In sum, there is no real good reason to believe that the prophecy was delivered by anyone other than the main protagonist of the story. If it were important that the musician was the one who prophesied, it would likely have been made more clear. We can conclude with reasonable confidence that the prophet Elisha prophesied.

-1

This is actually simpler to solve that the English translations make it. For example, the BSB renders 2 Kings 3:15 as:

But now, bring me a harpist.” And while the harpist played, the hand of the LORD came upon Elisha

But I would very literally translate this as:

now bring me a playing [one]. It occurred that [when] the playing [one] played, the hand of YHWH came upon him.

So, what is the antecedent of "him"? It must be a noun and the "the musician" is actually not a noun here but only a verb participle. Therefore, the antecedent of "him" is the noun in the previous verse, namely, "Elisha".

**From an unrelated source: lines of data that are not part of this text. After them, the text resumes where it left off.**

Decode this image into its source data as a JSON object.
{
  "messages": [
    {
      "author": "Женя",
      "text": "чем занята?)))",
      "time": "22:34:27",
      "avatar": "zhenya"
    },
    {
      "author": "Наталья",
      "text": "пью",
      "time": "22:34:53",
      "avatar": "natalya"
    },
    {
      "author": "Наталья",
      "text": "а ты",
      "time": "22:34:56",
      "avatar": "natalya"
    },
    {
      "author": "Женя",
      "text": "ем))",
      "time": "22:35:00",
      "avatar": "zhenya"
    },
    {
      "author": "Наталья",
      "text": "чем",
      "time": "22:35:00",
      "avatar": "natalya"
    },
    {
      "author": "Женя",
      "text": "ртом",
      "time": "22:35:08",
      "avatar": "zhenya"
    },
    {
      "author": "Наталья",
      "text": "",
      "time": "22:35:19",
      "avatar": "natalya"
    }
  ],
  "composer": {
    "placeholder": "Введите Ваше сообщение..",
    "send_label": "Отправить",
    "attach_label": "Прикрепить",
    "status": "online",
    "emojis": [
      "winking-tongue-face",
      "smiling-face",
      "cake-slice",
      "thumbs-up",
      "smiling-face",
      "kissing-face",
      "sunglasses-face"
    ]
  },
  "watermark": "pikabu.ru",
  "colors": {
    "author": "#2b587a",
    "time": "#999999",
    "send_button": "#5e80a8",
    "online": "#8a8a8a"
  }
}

Most versions must render the verb participles as nouns which muddies the waters as far as the antecedent of "him" is concerned, and so they supply it and thus (correctly) render the pronoun, "Elisha". For example:

  • NIV, NLT, BSB, CSB, etc.
2
  • I don't believe this is nearly as "simple" as you make it to be. The Hebrew term is a verb participle (not particle), and as a participle, it can (and they often do) function as a noun. So since it matches number (singular) and gender (masculine), מְנַגֵּ֑ן (musician, harpist, one playing, etc.) can be the referent of the personal pronoun "him" as much as Elisha is. Otherwise, I wouldn't have bothered to ask the question.
    – ScottS
    Sep 1 at 23:12
  • @ScottS - my apologies, I will correct the spelling mistake.